What has happened to our society, that we have become so obsessed with people who have nipped, tucked and tattooed themselves into identikit grotesques? I know it is the perennial cry of the old codger, but when did our standards of acceptable beauty change, so that women with perma-surprised eyes and lips like bathroom plungers became the norm? And when did it become de rigeur to get ‘inked' – with anything from a small ‘ankle motif', to images emerging up the neck and trying to take over the face, like some ghastly creeping triffid? I have no doubt that having at least 30% of your body covered in ‘tats' is the minimum entry requirement for appearing on shows like Love Island or Married at First Sight – although as I have never seen a single second of either, that is just my guess.

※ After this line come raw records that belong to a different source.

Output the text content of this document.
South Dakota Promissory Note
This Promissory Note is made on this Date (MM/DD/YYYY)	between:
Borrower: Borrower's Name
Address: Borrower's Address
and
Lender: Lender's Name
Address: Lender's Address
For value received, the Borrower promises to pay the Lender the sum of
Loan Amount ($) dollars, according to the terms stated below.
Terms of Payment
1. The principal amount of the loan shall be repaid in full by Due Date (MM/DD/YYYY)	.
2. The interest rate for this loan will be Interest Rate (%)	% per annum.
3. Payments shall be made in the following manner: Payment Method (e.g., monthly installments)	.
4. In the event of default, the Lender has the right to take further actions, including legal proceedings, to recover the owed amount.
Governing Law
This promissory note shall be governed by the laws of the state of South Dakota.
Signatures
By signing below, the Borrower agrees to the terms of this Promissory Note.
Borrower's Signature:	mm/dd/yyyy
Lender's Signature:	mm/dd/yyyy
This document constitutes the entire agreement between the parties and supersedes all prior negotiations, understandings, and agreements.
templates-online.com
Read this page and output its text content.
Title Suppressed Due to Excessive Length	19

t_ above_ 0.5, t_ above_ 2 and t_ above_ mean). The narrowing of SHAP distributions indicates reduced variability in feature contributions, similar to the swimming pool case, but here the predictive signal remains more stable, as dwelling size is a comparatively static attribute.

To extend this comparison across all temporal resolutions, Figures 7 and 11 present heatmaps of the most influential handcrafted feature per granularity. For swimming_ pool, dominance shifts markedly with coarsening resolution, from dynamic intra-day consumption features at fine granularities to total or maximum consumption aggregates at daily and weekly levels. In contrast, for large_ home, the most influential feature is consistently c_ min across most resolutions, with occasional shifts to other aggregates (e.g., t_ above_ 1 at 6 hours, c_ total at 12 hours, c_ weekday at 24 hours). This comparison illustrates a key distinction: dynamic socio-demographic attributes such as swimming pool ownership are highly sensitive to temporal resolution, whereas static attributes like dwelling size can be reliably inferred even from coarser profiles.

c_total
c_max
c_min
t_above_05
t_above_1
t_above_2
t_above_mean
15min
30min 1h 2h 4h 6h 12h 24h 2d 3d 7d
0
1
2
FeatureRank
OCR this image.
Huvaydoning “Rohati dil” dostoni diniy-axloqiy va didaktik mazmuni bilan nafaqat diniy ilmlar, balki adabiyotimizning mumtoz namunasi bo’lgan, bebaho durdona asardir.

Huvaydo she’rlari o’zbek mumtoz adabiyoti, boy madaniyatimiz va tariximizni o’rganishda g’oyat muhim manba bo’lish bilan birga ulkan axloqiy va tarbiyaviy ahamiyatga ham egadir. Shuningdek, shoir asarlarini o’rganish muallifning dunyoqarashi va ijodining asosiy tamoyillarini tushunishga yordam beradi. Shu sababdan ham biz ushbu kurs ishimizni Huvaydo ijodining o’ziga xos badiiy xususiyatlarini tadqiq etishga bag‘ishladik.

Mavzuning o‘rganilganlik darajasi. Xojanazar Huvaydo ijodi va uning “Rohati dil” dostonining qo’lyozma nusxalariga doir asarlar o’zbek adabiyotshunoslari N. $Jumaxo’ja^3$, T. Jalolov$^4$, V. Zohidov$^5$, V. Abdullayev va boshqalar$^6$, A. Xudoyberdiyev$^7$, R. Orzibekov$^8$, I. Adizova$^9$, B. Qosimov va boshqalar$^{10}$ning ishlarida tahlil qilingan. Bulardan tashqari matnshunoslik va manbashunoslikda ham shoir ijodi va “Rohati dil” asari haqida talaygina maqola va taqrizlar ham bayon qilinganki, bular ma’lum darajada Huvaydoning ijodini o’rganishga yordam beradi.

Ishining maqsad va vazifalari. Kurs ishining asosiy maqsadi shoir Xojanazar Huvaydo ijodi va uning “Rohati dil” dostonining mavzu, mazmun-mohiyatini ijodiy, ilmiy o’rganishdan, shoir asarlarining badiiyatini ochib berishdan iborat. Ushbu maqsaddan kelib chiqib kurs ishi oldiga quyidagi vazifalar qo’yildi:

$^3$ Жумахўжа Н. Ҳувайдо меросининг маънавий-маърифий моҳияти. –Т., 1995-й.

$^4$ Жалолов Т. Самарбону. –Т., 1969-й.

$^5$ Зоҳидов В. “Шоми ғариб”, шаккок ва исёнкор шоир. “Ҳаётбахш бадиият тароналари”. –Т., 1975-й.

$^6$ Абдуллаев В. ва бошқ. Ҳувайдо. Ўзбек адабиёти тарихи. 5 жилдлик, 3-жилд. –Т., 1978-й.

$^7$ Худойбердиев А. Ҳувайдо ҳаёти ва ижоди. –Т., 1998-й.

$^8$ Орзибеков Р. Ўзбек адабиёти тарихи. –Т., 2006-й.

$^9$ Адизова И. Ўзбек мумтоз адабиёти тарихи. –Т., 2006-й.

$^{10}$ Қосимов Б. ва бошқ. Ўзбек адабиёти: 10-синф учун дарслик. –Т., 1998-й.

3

And don't get me started on these shiny multi-coloured talons that seem all the rage now. Why do women think it is OK to sport the kind of nails that would make a velociraptor chitter with fear and run the other way? I mean, it's the practicalities that get me – A&E departments must be awash with people who got an itch on their nose, then had their eye out as collateral damage.
Am I the only one who still thinks that ‘natural' is the ideal in human beauty, and that any attempt to change what nature has given us is inevitably going to result in less beauty rather than more? Of course, I do know that one only sees the effects of things like plastic surgery, botox and fillers when the results are painfully obvious. There are probably people out there who have paid a fortune to achieve a more subtle and ‘natural' look (i.e. the ‘natural' look they might have had twenty years before) – and if it has worked, then you don't spot it. It's a bit like the men who wear a toupé – when it is badly done it stands out like a fart in a lift. But if it is expertly done, then you pass the bloke in the street in happy ignorance, never actually clocking that he's sporting a syrup.
But the sad fact is that so many people have these procedures done, and in such a way that it is clearly visible – that it now seems to be the norm. So I have decided that the time has come to push back; to make a stand. It's time to stop glorifying surgery and to celebrate all that is wonderfully natural about human appearance, as well ageing gracefully.
I want us to accept with glad joyfulness when a man's hair migrates away from the top of his head and sprouts instead in great clumps out of his ears and nose (mine certainly does, and it grows back indecently fast if I try and trim it). Let's not give a single toss about having a saggy neck, baggy eyes or a jowly chin. Let us celebrate these as things of beauty, and rejoice in the fact that we are maturing nicely. After all, a fine wine improves with age – why can we not do the same?
I'm even thinking of pitching a reality show to the networks. It's going to be called Love Creaks, and feature a bunch of older folk marooned on an island together. They have to decide who makes the best bridge partner, or maybe the ideal tea-brewer, then cosy up for warm evenings in front of the Antiques Roadshow. Naturally anyone with a tattoo or who has ‘had some work done' would not be eligible, and anyone left standing at the end would be declared the winner. I think it has the older demographic written all over it, and I for one, would discuss the finer points with colleagues after each episode.